Still Love Your Kid if He is a Gay?

“In a way, I think of it like being Spider-Man, you know? Like he’s so strong and brave, but he can’t really identify as Spider-Man because he knows it will hurt everyone he loves. And I think I war between that. You know, like a part of me wants to be, you know, the person, that my mom wants me to be, but then I realize that I’m a greater person when I’m not the person she wants me to be. So it’s kind of like a war between myself. ‘Cause I know if I don’t go through with the hormones and the surgery, I know I would just be miserable. But my mom and my family would be happy. You know, it’s just kind of like a war…” (Sadowski, 2008, p.139)

It is a touching story. When Matt, a female-to-male transgender youth, (by 2004, he was still biologically female) told her mom that she wanted to become a guy by doing hormone surgery, her mom’s first reaction was shocking, then angry, and finally turned to be very sad. She tried all kinds of methods to stop Matt from doing the surgery. She even said that Matt was too selfish that she made her family sad. In order to make her mom happy, Matt postponed her surgery plan but subsequently she became very depressed. Matt said that she was not that selfish to make her family sad; instead, she was just brave enough to stand out as a herald of transgender group.

Like Matt, the most serious pain a lot of LGBT people suffer when they come out might not be the discrimination from outside their family, but the sadness, disappointment and even shame they see from their family members, especially from their parents. When parents learn the fact that their own kid is a gay, lesbian, or transgender person, their first action usually is to persuade their child to give up that idea. If the child does not listen, some of them may stop accepting him/her as their child or even just simply cut off the relationship with their child.

It makes me think that sometimes it is not the kids who are too selfish to make their parents happy; on the contrary, it is the parents who are too selfish to give their kids unconditional love. If they loved their kids before the kids come out, why can’t they continue to love them when they just have a different sexuality or new identity? Yes, having a different sexuality is still something untraditional and not easily accepted even though same-sex marriage has been legalized in many places, but being refused by their own parents after they took a lot of gut and experienced huge pain to make the decision of coming out may make them feel hopeless.
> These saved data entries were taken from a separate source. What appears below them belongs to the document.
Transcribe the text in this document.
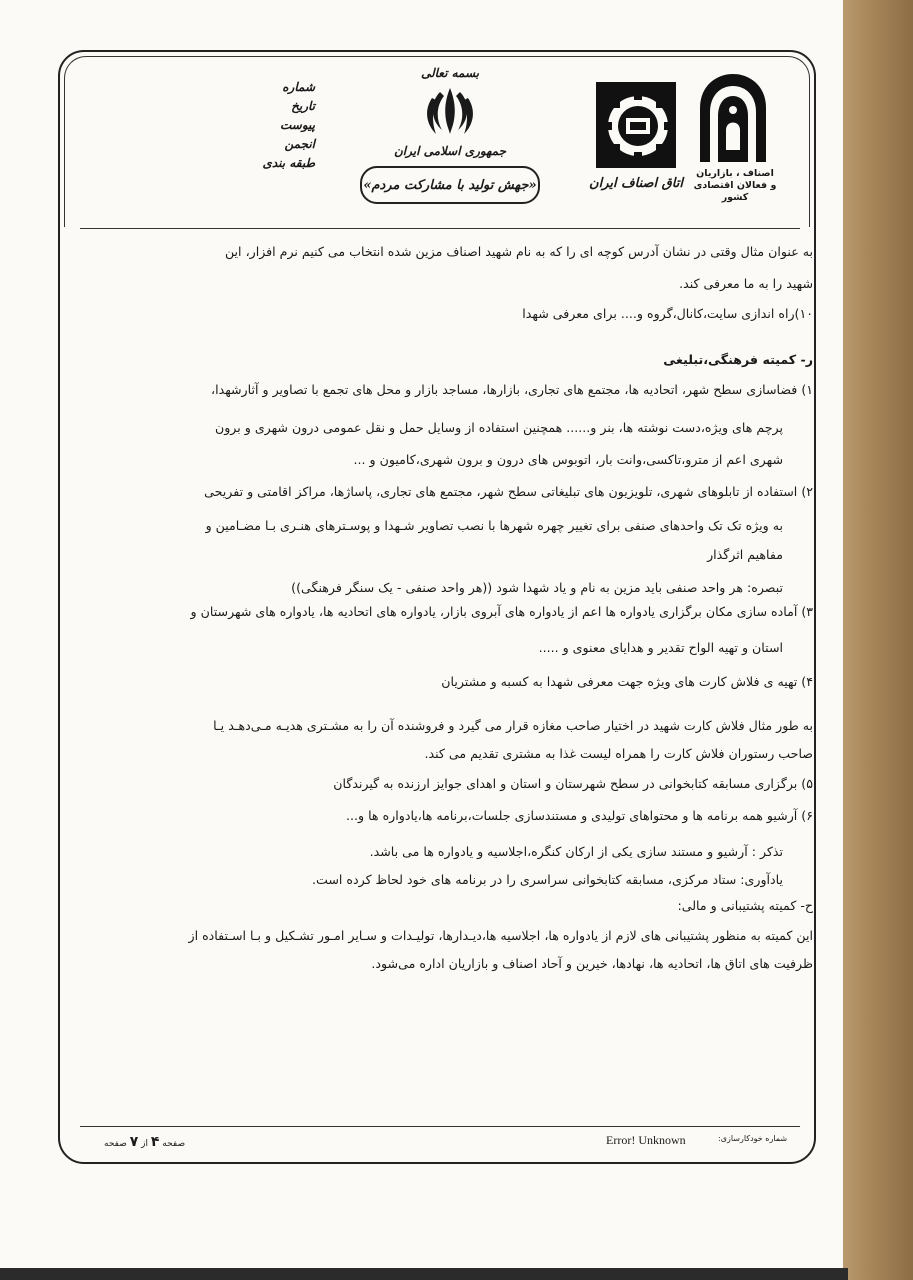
شماره
تاریخ
پیوست
انجمن
طبقه بندی
بسمه تعالی
جمهوری اسلامی ایران
«جهش تولید با مشارکت مردم»	اتاق اصناف ایران
اصناف ، بازاریان
و فعالان اقتصادی
کشور
به عنوان مثال وقتی در نشان آدرس کوچه ای را که به نام شهید اصناف مزین شده انتخاب می کنیم نرم افزار، این
شهید را به ما معرفی کند.
۱۰)راه اندازی سایت،کانال،گروه و.... برای معرفی شهدا
ر- کمیته فرهنگی،تبلیغی
۱) فضاسازی سطح شهر، اتحادیه ها، مجتمع های تجاری، بازارها، مساجد بازار و محل های تجمع با تصاویر و آثارشهدا،
پرچم های ویژه،دست نوشته ها، بنر و...... همچنین استفاده از وسایل حمل و نقل عمومی درون شهری و برون
شهری اعم از مترو،تاکسی،وانت بار، اتوبوس های درون و برون شهری،کامیون و ...
۲) استفاده از تابلوهای شهری، تلویزیون های تبلیغاتی سطح شهر، مجتمع های تجاری، پاساژها، مراکز اقامتی و تفریحی
به ویژه تک تک واحدهای صنفی برای تغییر چهره شهرها با نصب تصاویر شـهدا و پوسـترهای هنـری بـا مضـامین و
مفاهیم اثرگذار
تبصره: هر واحد صنفی باید مزین به نام و یاد شهدا شود ((هر واحد صنفی - یک سنگر فرهنگی))
۳) آماده سازی مکان برگزاری یادواره ها اعم از یادواره های آبروی بازار، یادواره های اتحادیه ها، یادواره های شهرستان و
استان و تهیه الواح تقدیر و هدایای معنوی و .....
۴) تهیه ی فلاش کارت های ویژه جهت معرفی شهدا به کسبه و مشتریان
به طور مثال فلاش کارت شهید در اختیار صاحب مغازه قرار می گیرد و فروشنده آن را به مشـتری هدیـه مـی‌دهـد یـا
صاحب رستوران فلاش کارت را همراه لیست غذا به مشتری تقدیم می کند.
۵) برگزاری مسابقه کتابخوانی در سطح شهرستان و استان و اهدای جوایز ارزنده به گیرندگان
۶) آرشیو همه برنامه ها و محتواهای تولیدی و مستندسازی جلسات،برنامه ها،یادواره ها و...
تذکر : آرشیو و مستند سازی یکی از ارکان کنگره،اجلاسیه و یادواره ها می باشد.
یادآوری: ستاد مرکزی، مسابقه کتابخوانی سراسری را در برنامه های خود لحاظ کرده است.
ح- کمیته پشتیبانی و مالی:
این کمیته به منظور پشتیبانی های لازم از یادواره ها، اجلاسیه ها،دیـدارها، تولیـدات و سـایر امـور تشـکیل و بـا اسـتفاده از
ظرفیت های اتاق ها، اتحادیه ها، نهادها، خیرین و آحاد اصناف و بازاریان اداره می‌شود.
صفحه ۴ از ۷ صفحه	Error! Unknown	شماره خودکارسازی:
But in Matt’s case, I don’t think that her mom was just worried about having a transgender kid would make her lose face; actually, as a mom, her reaction was a natural one because she knew her daughter would suffer more during and after the surgery both physically and mentally. But if the surgery was the only way that could make Matt happy, why didn’t she just accept the fact and being a spiritual support for Matt?

References

Sadowski, M. (2008). Lesbian, gay, bisexual, and transgender students in U.S. schools. In M. Sadowski (Ed.), Adolescents at School: Perspectives on Youth, Identity, and Education (2nd Ed., pp. 117-146). Cambridge: Harvard Education Press.